No rules about this really. Or perhaps there is only one rule - you need to make (or have) the space where inspiration can get through. So personal anxieties, irksome work, family duties and so on are probably not that great for creativity. I would say waking up in the morning with the beginnings of a tune is a nice way to move into composing. Strangely I have often found hangovers quite conducive to composition. Routine repetitive housework is OK - space for the mind to find a melody. Probably for me, just being in free flow at the keyboard is the most productive. A little phrase catches your ear and then being at the keyboard you can develop it very quickly. Obviously a work by another composer can often be a good starting point. Chopin was inspired by Beethoven, so why not?


----------



## mikeh375 (Sep 7, 2017)

I always like to find some definitions first off, ones that may help to create a soundworld. That might be something like extracting as much musical inference from a chord as I can get, or perhaps work with bespoke scales, or sets of notes and see if I can extract any useful material. Once done I then like to improvise and generally grub around in the musical dirt, a) to get a feel for the space and b) to see if I can find anything that will set off a spark or some kind of intuitive recognition. Nothing is really set unless I get a sniff of an idea. Well that's the idea in theory, in reality it can be damn well messy and often is especially when ideas start to come and dictate otherwise.
Either way I'm a firm believer in not waiting around for inspiration, if it's going to come, it will only do so if the ground is already part set.

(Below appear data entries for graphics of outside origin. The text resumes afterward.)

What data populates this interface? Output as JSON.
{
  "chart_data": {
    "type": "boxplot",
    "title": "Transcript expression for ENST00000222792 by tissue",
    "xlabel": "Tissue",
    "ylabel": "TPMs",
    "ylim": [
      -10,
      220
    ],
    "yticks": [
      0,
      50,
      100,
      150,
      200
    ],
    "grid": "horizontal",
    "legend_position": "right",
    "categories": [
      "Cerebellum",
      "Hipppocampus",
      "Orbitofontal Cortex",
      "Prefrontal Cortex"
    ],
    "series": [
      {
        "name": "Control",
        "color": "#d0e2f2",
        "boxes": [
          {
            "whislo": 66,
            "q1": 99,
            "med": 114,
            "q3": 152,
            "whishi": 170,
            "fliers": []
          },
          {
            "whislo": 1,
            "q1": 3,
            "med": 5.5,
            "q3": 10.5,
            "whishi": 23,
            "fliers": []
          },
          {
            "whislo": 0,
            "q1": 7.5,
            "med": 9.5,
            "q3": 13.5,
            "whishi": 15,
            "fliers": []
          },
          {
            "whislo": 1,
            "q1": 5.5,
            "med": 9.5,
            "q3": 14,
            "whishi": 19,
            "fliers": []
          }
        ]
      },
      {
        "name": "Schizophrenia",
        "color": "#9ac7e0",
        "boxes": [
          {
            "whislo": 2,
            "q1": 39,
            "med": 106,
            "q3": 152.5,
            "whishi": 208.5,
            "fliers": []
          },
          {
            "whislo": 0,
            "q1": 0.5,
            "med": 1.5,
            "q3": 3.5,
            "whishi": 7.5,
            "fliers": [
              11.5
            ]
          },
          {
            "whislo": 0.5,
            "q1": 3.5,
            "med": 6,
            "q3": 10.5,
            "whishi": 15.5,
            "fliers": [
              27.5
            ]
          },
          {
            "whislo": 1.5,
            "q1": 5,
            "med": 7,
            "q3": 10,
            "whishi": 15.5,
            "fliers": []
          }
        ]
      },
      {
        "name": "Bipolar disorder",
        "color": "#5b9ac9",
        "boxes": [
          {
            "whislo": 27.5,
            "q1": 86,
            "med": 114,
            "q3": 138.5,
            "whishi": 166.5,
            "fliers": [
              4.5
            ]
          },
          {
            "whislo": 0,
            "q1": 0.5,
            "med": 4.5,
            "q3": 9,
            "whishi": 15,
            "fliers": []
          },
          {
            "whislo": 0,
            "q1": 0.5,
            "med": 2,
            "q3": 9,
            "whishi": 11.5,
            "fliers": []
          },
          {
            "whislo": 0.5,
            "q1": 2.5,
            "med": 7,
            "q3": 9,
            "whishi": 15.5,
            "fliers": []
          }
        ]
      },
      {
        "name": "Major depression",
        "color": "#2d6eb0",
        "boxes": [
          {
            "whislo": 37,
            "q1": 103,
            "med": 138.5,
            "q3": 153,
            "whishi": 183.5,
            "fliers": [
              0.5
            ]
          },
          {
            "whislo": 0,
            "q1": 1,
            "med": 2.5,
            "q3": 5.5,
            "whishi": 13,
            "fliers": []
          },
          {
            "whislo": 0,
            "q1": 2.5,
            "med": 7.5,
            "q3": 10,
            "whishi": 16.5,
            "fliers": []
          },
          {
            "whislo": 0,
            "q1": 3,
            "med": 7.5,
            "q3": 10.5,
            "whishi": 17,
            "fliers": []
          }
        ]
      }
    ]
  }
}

A composer once said (I can't remember who it was and I'll have to paraphrase somewhat too), that one should never bother composing unless the not composing becomes bothersome....wise words ???


----------



## dko22 (Jun 22, 2021)

mikeh375 said:


> A composer once said (I can't remember who it was and I'll have to paraphrase somewhat too), that one should never bother composing unless the not composing becomes bothersome....wise words ???


excellent philosophy!


----------



## verandai (Dec 10, 2021)

Sometimes I also have to respect deadlines (f.e. for a concert), but of course they are not that strict like for professional assignments.

Then I also force myself to be creative - either by improvising on a keyboard, or by lying down on a couch and imagining the music in my head. But the results are usually better if I can take the time for a hike or a cycling tour. Of course this method takes longer, so I use it only for the initial ideas, or when I'm stuck somewhere and need different ideas.

When I'm stuck it sometimes also helps for me to hear the new piece in a loop while doing something completely different (like my normal job as a software developer).


----------